The shops near where I work now are lacklustre but what can one expect beyond charity shops, convenience stores, Tesco and bookmakers. I'd not usually go into W.H.Smith, which was once a bookshop and stationers but is now not much of a shop at all but at least it has the BBC Music magazine with its 'free' disc. When it's Bach on the front, one ought to buy it, because it does also list lots of new releases and re-issues that one won't find out about on the radio or the weekend newspapers.
So, some solo violin music by Telemann is on its way to go with all the other solo violin music of the period that is, for one or other reason, not Bach's sonatas or partitas. Telemann doesn't need my pity but it seemed I'd been neglecting him recently and he is always welcome and then I remembered I did get his Wassermusic earlier this year.
But the free disc is a chamber orchestra version of The Art of Fugue and I am going to have to admit that, for all its technical greatness, Bach did not write only masterpieces and this academic exercise is eventually dull. I don't particularly mind that it doesn't mean anything but music needs to be more than just mathematics you can listen to.
A non-literary excursion in books has been Barney Curley's Giving a Little Back, which I very much doubt if he wrote himself. The redoubtable gambler, trainer and moralist is a compelling figure and not one to cross.
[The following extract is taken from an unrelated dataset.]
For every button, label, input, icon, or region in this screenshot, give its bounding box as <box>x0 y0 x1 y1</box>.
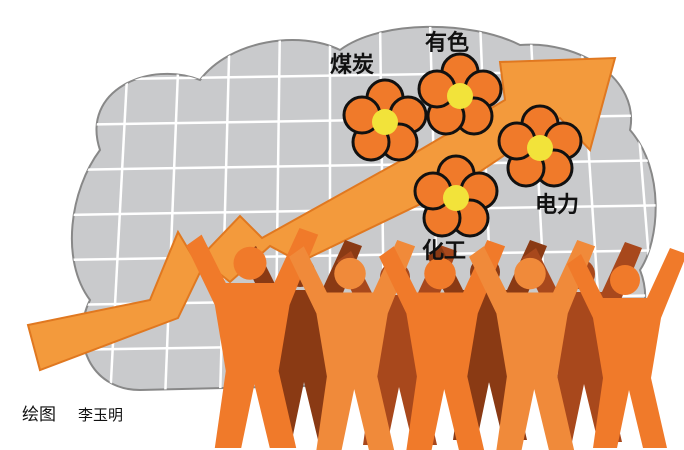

He is contrite more often than you might think but self-possessed even more than that. The book, as far as it takes us, is part confession and part chronicle of a life fearlessly spent in pursuit of backing winners and riling the racing and bettiing industries with all the wrongs he perceives in it, like the fact that layers were reluctant to lay fancy prices about the horses that he, by his own admission a very successful gambler, wanted to back. It's hard to see why he is surprised by that.
It will thus soon be time to pick the next book from my waiting pile but Oliver Sack's On the Move, mainly bought to see what he says about Thom Gunn, and I've looked those bits up; Brenda Maddox's biography of Yeats and the hefty Pimlott Harold Wilson can all wait a bit longer. My house was surely not complete, as it won't be until I've won enough to buy the Buxtehude Opera Omnia, without Saxo Grammaticus. He wrote the history of Denmark early on but, more importantly to some of us, the Revenge of Amleth, a source for one of the most enthralling works in all of English literature. I think the next priority, while still brooding over which out of the four short-listed books of poems I like best, will be to see what Saxo gave Shakespeare to work with.
Meanwhile, Portsmouth Poetry Society made a wonderful job of reading Tomas Transtromer this week. I thought it was going to be difficult but it was superb, thanks not only to Transtromer and his several translators but the excellent work that the admirable PPS members put into it. I am never disappointed by the open and honest way they approach such subjects and always come away feeling more enthused and the wiser for it. Get there if you can.